Bush Cites Cost in Repealing Clinton’s Ergonomic Rules
WASHINGTON — President Bush on Tuesday signed a bill repealing new workplace safety regulations, saying they posed “overwhelming compliance challenges” for businesses.
The measure, revoking rules issued late in the Clinton administration, was the first substantive policy Bush signed into law.
The rules from the Occupational Safety and Health Administration were aimed at preventing carpal tunnel syndrome, tendinitis and other health problems associated with repetitive motion, awkward postures, contact stress and the like. If such injuries were reported, adjustments to work stations would have been required.
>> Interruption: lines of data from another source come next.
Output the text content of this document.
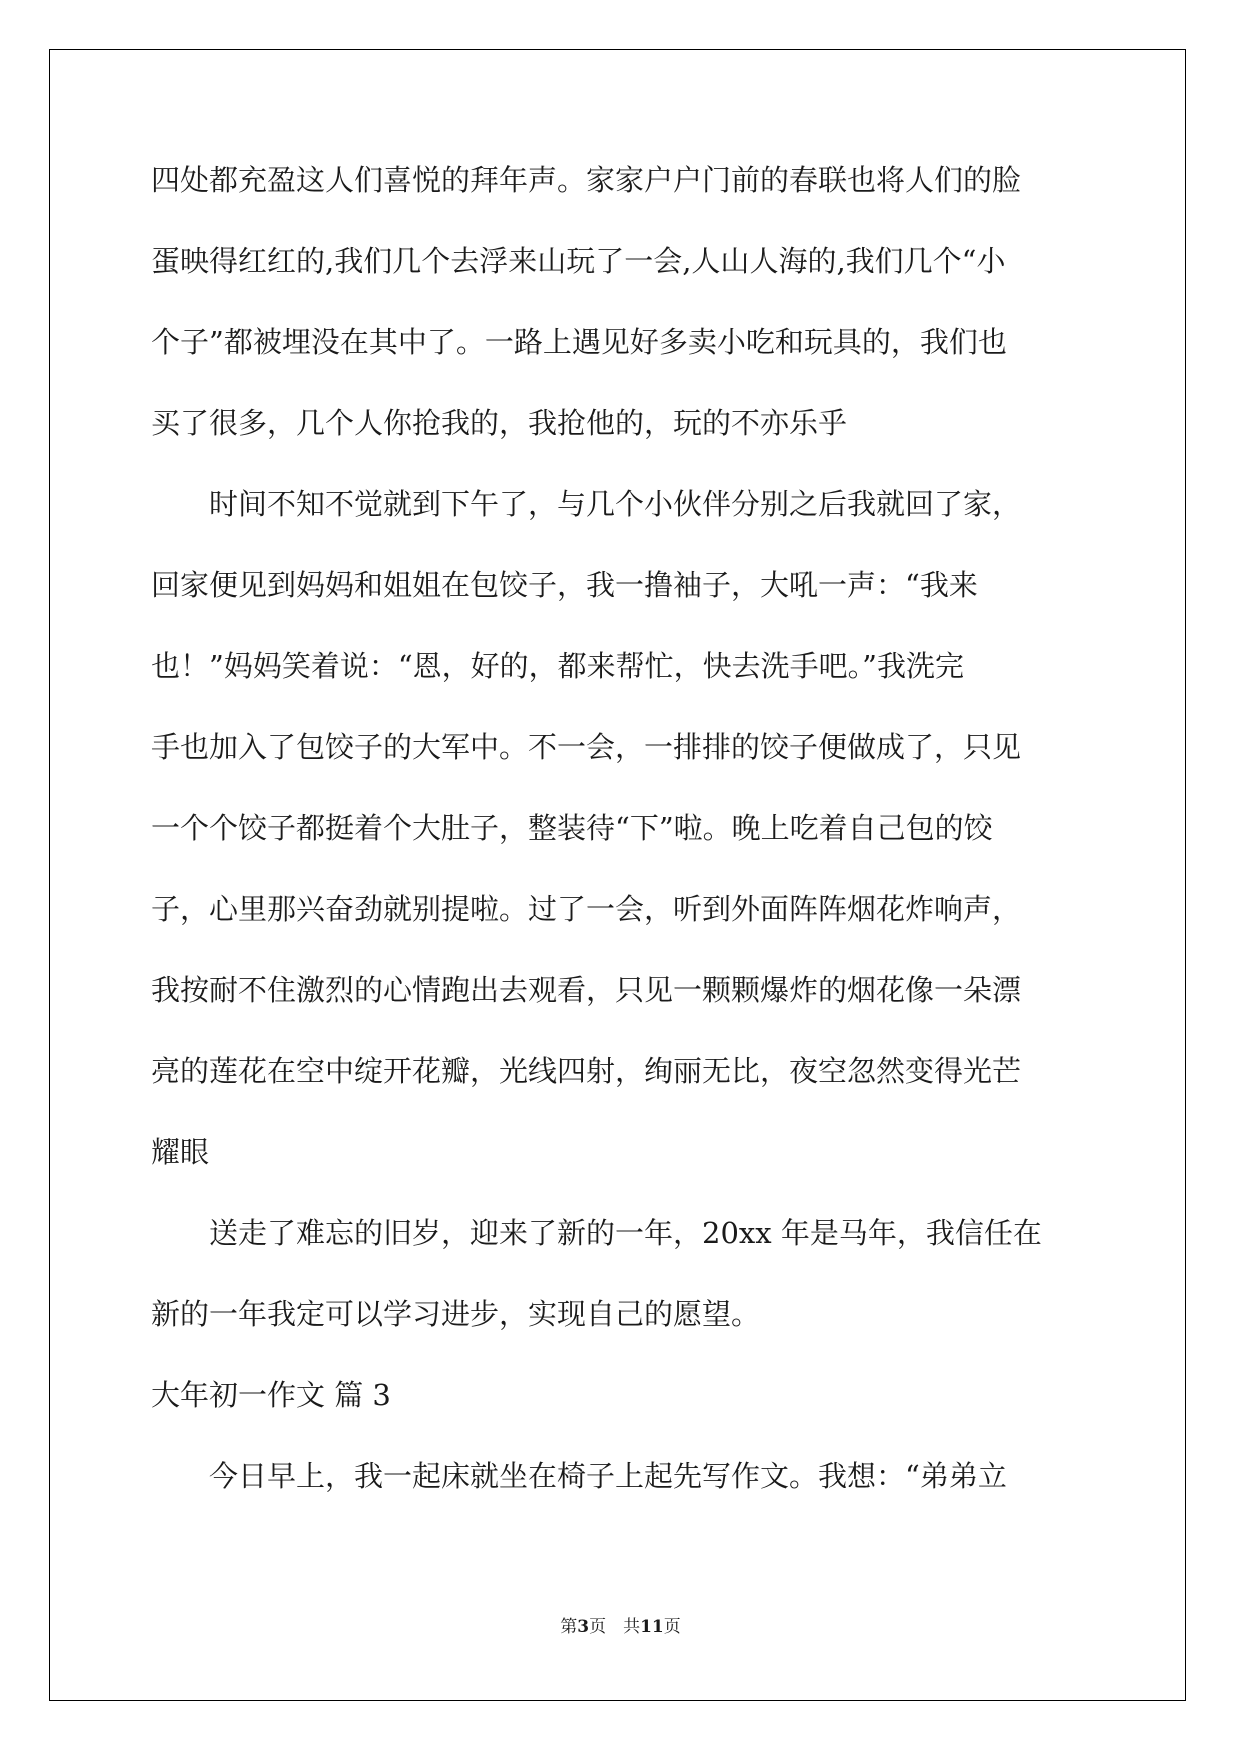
四处都充盈这人们喜悦的拜年声。家家户户门前的春联也将人们的脸
蛋映得红红的,我们几个去浮来山玩了一会,人山人海的,我们几个“小
个子”都被埋没在其中了。一路上遇见好多卖小吃和玩具的，我们也
买了很多，几个人你抢我的，我抢他的，玩的不亦乐乎
　　时间不知不觉就到下午了，与几个小伙伴分别之后我就回了家，
回家便见到妈妈和姐姐在包饺子，我一撸袖子，大吼一声：“我来
也！”妈妈笑着说：“恩，好的，都来帮忙，快去洗手吧。”我洗完
手也加入了包饺子的大军中。不一会，一排排的饺子便做成了，只见
一个个饺子都挺着个大肚子，整装待“下”啦。晚上吃着自己包的饺
子，心里那兴奋劲就别提啦。过了一会，听到外面阵阵烟花炸响声，
我按耐不住激烈的心情跑出去观看，只见一颗颗爆炸的烟花像一朵漂
亮的莲花在空中绽开花瓣，光线四射，绚丽无比，夜空忽然变得光芒
耀眼
　　送走了难忘的旧岁，迎来了新的一年，20xx 年是马年，我信任在
新的一年我定可以学习进步，实现自己的愿望。
大年初一作文 篇 3
　　今日早上，我一起床就坐在椅子上起先写作文。我想：“弟弟立
第3页　共11页
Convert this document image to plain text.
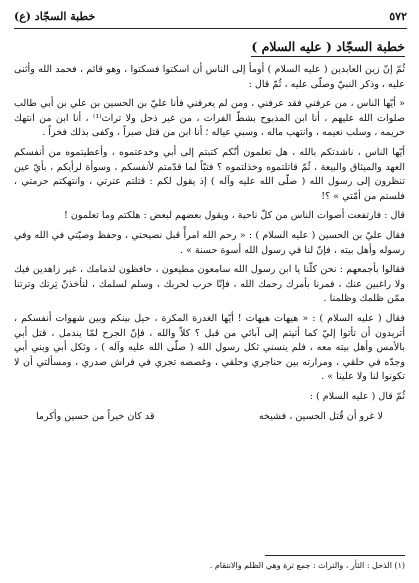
٥٧٢
خطبة السجّاد (ع)
خطبة السجّاد ( عليه السلام )

ثُمّ إنّ زين العابدين ( عليه السلام ) أومأ إلى الناس أن اسكتوا فسكتوا ، وهو قائم ، فحمد الله وأثنى عليه ، وذكر النبيّ وصلّى عليه ، ثُمّ قال :

« أيّها الناس ، من عرفني فقد عرفني ، ومن لم يعرفني فأنا عليّ بن الحسين بن علي بن أبي طالب صلوات الله عليهم ، أنا ابن المذبوح بشطّ الفرات ، من غير ذحل ولا تراث⁽¹⁾ ، أنا ابن من انتهك حريمه ، وسلب نعيمه ، وانتهب ماله ، وسبي عياله ؛ أنا ابن من قتل صبراً ، وكفى بذلك فخراً .

أيّها الناس ، ناشدتكم بالله ، هل تعلمون أنّكم كتبتم إلى أبي وخدعتموه ، وأعطيتموه من أنفسكم العهد والميثاق والبيعة ، ثُمّ قاتلتموه وخذلتموه ؟ فتبّاً لما قدّمتم لأنفسكم ، وسوأة لرأيكم ، بأيّ عين تنظرون إلى رسول الله ( صلّى الله عليه وآله ) إذ يقول لكم : قتلتم عترتي ، وانتهكتم حرمتي ، فلستم من أمّتي » ؟!

قال : فارتفعت أصوات الناس من كلّ ناحية ، ويقول بعضهم لبعض : هلكتم وما تعلمون !

فقال عليّ بن الحسين ( عليه السلام ) : « رحم الله امرأً قبل نصيحتي ، وحفظ وصيّتي في الله وفي رسوله وأهل بيته ، فإنّ لنا في رسول الله أسوة حسنة » .

فقالوا بأجمعهم : نحن كلّنا يا ابن رسول الله سامعون مطيعون ، حافظون لذمامك ، غير زاهدين فيك ولا راغبين عنك ، فمرنا بأمرك رحمك الله ، فإنّا حرب لحربك ، وسلم لسلمك ، لنأخذنّ تِرتك وترتنا ممّن ظلمك وظلمنا .

فقال ( عليه السلام ) : « هيهات هيهات ! أيّها الغدرة المكرة ، حيل بينكم وبين شهوات أنفسكم ، أتريدون أن تأتوا إليّ كما أتيتم إلى آبائي من قبل ؟ كلاّ والله ، فإنّ الجرح لمّا يندمل ، قتل أبي بالأمس وأهل بيته معه ، فلم ينسني ثكل رسول الله ( صلّى الله عليه وآله ) ، وثكل أبي وبني أبي وجدّه في حلقي ، ومرارته بين حناجري وحلقي ، وغصصه تجري في فراش صدري ، ومسألتي أن لا تكونوا لنا ولا علينا » .

ثُمّ قال ( عليه السلام ) :

لا غرو أن قُتل الحسين ، فشيخه
قد كان خيراً من حسين وأكرما
(١) الذحل : الثأر ، والتراث : جمع ترة وهي الظلم والانتقام .
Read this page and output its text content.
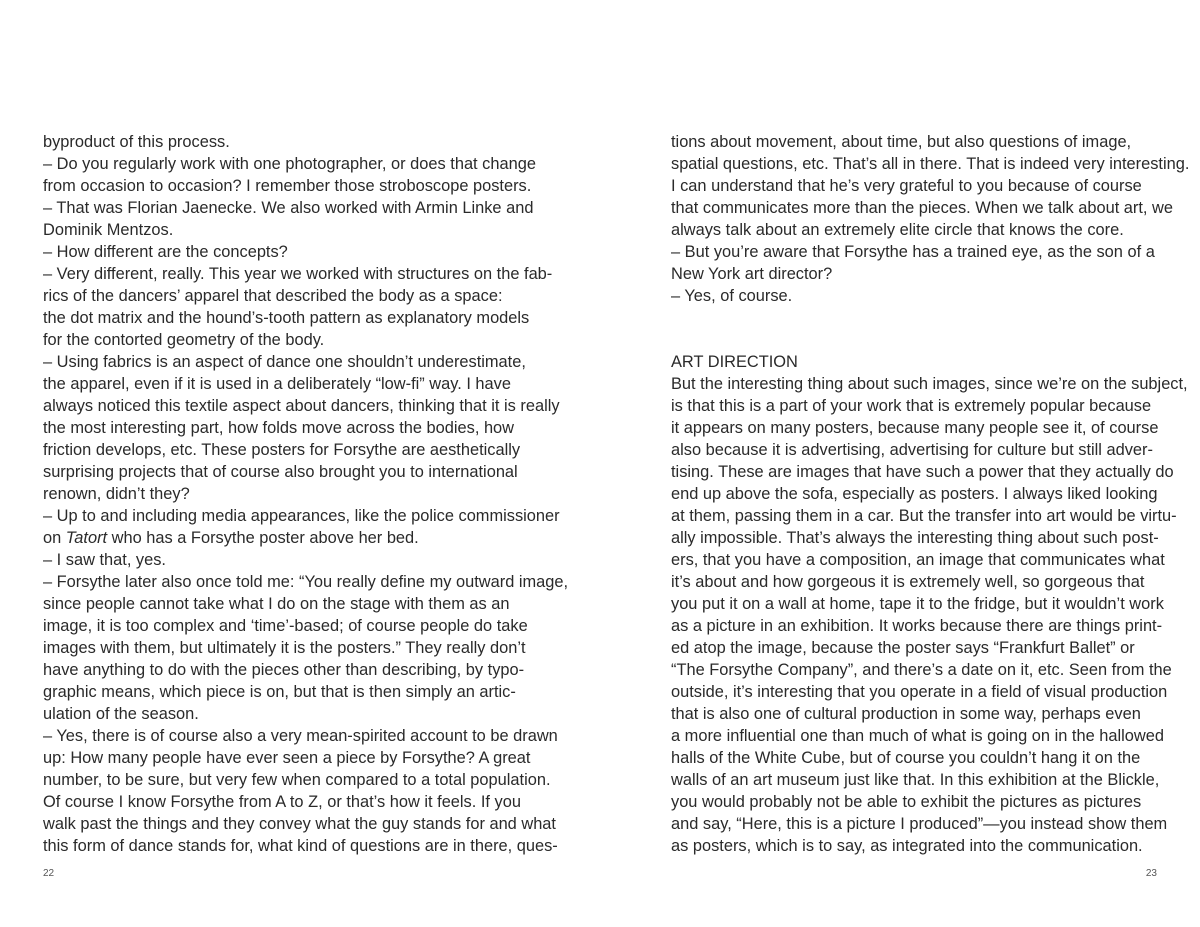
byproduct of this process.
– Do you regularly work with one photographer, or does that change
from occasion to occasion? I remember those stroboscope posters.
– That was Florian Jaenecke. We also worked with Armin Linke and
Dominik Mentzos.
– How different are the concepts?
– Very different, really. This year we worked with structures on the fab-
rics of the dancers’ apparel that described the body as a space:
the dot matrix and the hound’s-tooth pattern as explanatory models
for the contorted geometry of the body.
– Using fabrics is an aspect of dance one shouldn’t underestimate,
the apparel, even if it is used in a deliberately “low-fi” way. I have
always noticed this textile aspect about dancers, thinking that it is really
the most interesting part, how folds move across the bodies, how
friction develops, etc. These posters for Forsythe are aesthetically
surprising projects that of course also brought you to international
renown, didn’t they?
– Up to and including media appearances, like the police commissioner
on Tatort who has a Forsythe poster above her bed.
– I saw that, yes.
– Forsythe later also once told me: “You really define my outward image,
since people cannot take what I do on the stage with them as an
image, it is too complex and ‘time’-based; of course people do take
images with them, but ultimately it is the posters.” They really don’t
have anything to do with the pieces other than describing, by typo-
graphic means, which piece is on, but that is then simply an artic-
ulation of the season.
– Yes, there is of course also a very mean-spirited account to be drawn
up: How many people have ever seen a piece by Forsythe? A great
number, to be sure, but very few when compared to a total population.
Of course I know Forsythe from A to Z, or that’s how it feels. If you
walk past the things and they convey what the guy stands for and what
this form of dance stands for, what kind of questions are in there, ques-
22
tions about movement, about time, but also questions of image,
spatial questions, etc. That’s all in there. That is indeed very interesting.
I can understand that he’s very grateful to you because of course
that communicates more than the pieces. When we talk about art, we
always talk about an extremely elite circle that knows the core.
– But you’re aware that Forsythe has a trained eye, as the son of a
New York art director?
– Yes, of course.
ART DIRECTION
But the interesting thing about such images, since we’re on the subject,
is that this is a part of your work that is extremely popular because
it appears on many posters, because many people see it, of course
also because it is advertising, advertising for culture but still adver-
tising. These are images that have such a power that they actually do
end up above the sofa, especially as posters. I always liked looking
at them, passing them in a car. But the transfer into art would be virtu-
ally impossible. That’s always the interesting thing about such post-
ers, that you have a composition, an image that communicates what
it’s about and how gorgeous it is extremely well, so gorgeous that
you put it on a wall at home, tape it to the fridge, but it wouldn’t work
as a picture in an exhibition. It works because there are things print-
ed atop the image, because the poster says “Frankfurt Ballet” or
“The Forsythe Company”, and there’s a date on it, etc. Seen from the
outside, it’s interesting that you operate in a field of visual production
that is also one of cultural production in some way, perhaps even
a more influential one than much of what is going on in the hallowed
halls of the White Cube, but of course you couldn’t hang it on the
walls of an art museum just like that. In this exhibition at the Blickle,
you would probably not be able to exhibit the pictures as pictures
and say, “Here, this is a picture I produced”—you instead show them
as posters, which is to say, as integrated into the communication.
23
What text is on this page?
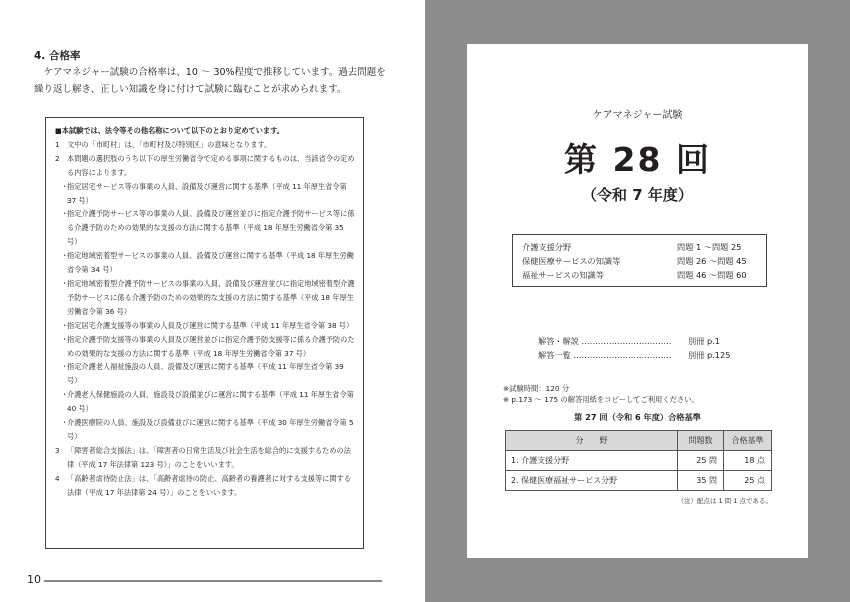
4. 合格率
ケアマネジャー試験の合格率は、10 ～ 30%程度で推移しています。過去問題を繰り返し解き、正しい知識を身に付けて試験に臨むことが求められます。
■本試験では、法令等その他名称について以下のとおり定めています。
1	文中の「市町村」は、「市町村及び特別区」の意味となります。
2	本問題の選択肢のうち以下の厚生労働省令で定める事項に関するものは、当該省令の定める内容によります。
・
指定居宅サービス等の事業の人員、設備及び運営に関する基準（平成 11 年厚生省令第 37 号）
・
指定介護予防サービス等の事業の人員、設備及び運営並びに指定介護予防サービス等に係る介護予防のための効果的な支援の方法に関する基準（平成 18 年厚生労働省令第 35 号）
・
指定地域密着型サービスの事業の人員、設備及び運営に関する基準（平成 18 年厚生労働省令第 34 号）
・
指定地域密着型介護予防サービスの事業の人員、設備及び運営並びに指定地域密着型介護予防サービスに係る介護予防のための効果的な支援の方法に関する基準（平成 18 年厚生労働省令第 36 号）
・
指定居宅介護支援等の事業の人員及び運営に関する基準（平成 11 年厚生省令第 38 号）
・
指定介護予防支援等の事業の人員及び運営並びに指定介護予防支援等に係る介護予防のための効果的な支援の方法に関する基準（平成 18 年厚生労働省令第 37 号）
・
指定介護老人福祉施設の人員、設備及び運営に関する基準（平成 11 年厚生省令第 39 号）
・
介護老人保健施設の人員、施設及び設備並びに運営に関する基準（平成 11 年厚生省令第 40 号）
・
介護医療院の人員、施設及び設備並びに運営に関する基準（平成 30 年厚生労働省令第 5 号）
3	「障害者総合支援法」は、「障害者の日常生活及び社会生活を総合的に支援するための法律（平成 17 年法律第 123 号）」のことをいいます。
4	「高齢者虐待防止法」は、「高齢者虐待の防止、高齢者の養護者に対する支援等に関する法律（平成 17 年法律第 24 号）」のことをいいます。
10
ケアマネジャー試験
第 28 回
（令和 7 年度）
介護支援分野	問題 1 ～問題 25
保健医療サービスの知識等	問題 26 ～問題 45
福祉サービスの知識等	問題 46 ～問題 60
解答・解説 ……………………………	別冊 p.1
解答一覧 ………………………………	別冊 p.125
※試験時間：120 分
※ p.173 ～ 175 の解答用紙をコピーしてご利用ください。
第 27 回（令和 6 年度）合格基準
分　　野	問題数	合格基準
1. 介護支援分野	25 問	18 点
2. 保健医療福祉サービス分野	35 問	25 点
（注）配点は 1 問 1 点である。
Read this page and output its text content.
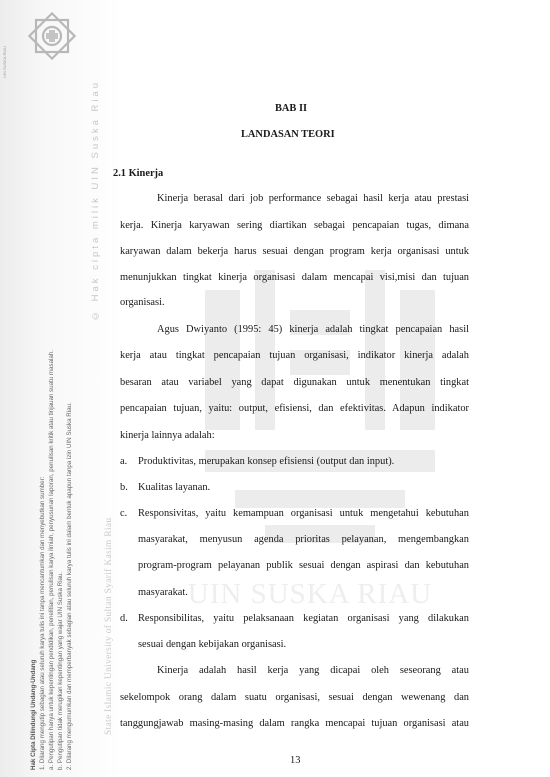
UIN SUSKA RIAU
Hak Cipta Dilindungi Undang-Undang 1. Dilarang mengutip sebagian atau seluruh karya tulis ini tanpa mencantumkan dan menyebutkan sumber: a. Pengutipan hanya untuk kepentingan pendidikan, penelitian, penulisan karya ilmiah, penyusunan laporan, penulisan kritik atau tinjauan suatu masalah. b. Pengutipan tidak merugikan kepentingan yang wajar UIN Suska Riau. 2. Dilarang mengumumkan dan memperbanyak sebagian atau seluruh karya tulis ini dalam bentuk apapun tanpa izin UIN Suska Riau.
© Hak cipta milik UIN Suska Riau
State Islamic University of Sultan Syarif Kasim Riau	UIN SUSKA RIAU
BAB II
LANDASAN TEORI
2.1 Kinerja
Kinerja berasal dari job performance sebagai hasil kerja atau prestasi
kerja. Kinerja karyawan sering diartikan sebagai pencapaian tugas, dimana
karyawan dalam bekerja harus sesuai dengan program kerja organisasi untuk
menunjukkan tingkat kinerja organisasi dalam mencapai visi,misi dan tujuan
organisasi.
Agus Dwiyanto (1995: 45) kinerja adalah tingkat pencapaian hasil
kerja atau tingkat pencapaian tujuan organisasi, indikator kinerja adalah
besaran atau variabel yang dapat digunakan untuk menentukan tingkat
pencapaian tujuan, yaitu: output, efisiensi, dan efektivitas. Adapun indikator
kinerja lainnya adalah:
a. Produktivitas, merupakan konsep efisiensi (output dan input).
b. Kualitas layanan.
c. Responsivitas, yaitu kemampuan organisasi untuk mengetahui kebutuhan
masyarakat, menyusun agenda prioritas pelayanan, mengembangkan
program-program pelayanan publik sesuai dengan aspirasi dan kebutuhan
masyarakat.
d. Responsibilitas, yaitu pelaksanaan kegiatan organisasi yang dilakukan
sesuai dengan kebijakan organisasi.
Kinerja adalah hasil kerja yang dicapai oleh seseorang atau
sekelompok orang dalam suatu organisasi, sesuai dengan wewenang dan
tanggungjawab masing-masing dalam rangka mencapai tujuan organisasi atau
13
Businesses, which were given until October to comply, said the required changes would cost them as much as $100 billion a year.
Bush has asked Labor Secretary Elaine Chao to devise a cheaper way of addressing workplace safety.
The president signed the bill in the Roosevelt Room of the White House with only a few spectators on hand.
“There needs to be a balance between, and an understanding of the costs and benefits associated with, federal regulations,” Bush said in a statement. “The ergonomics rule would have cost both large and small employers billions of dollars and presented employers with overwhelming compliance challenges.”
Earlier Tuesday, Bush told women business leaders he was signing the legislation because it represented change “that I believe is positive.”
“The rule would have applied a bureaucratic one-size-fits-all solution to a broad range of employers and workers--not good government at work,” Bush said.
He held the legislation up as a victory for himself and the Republican-controlled Congress.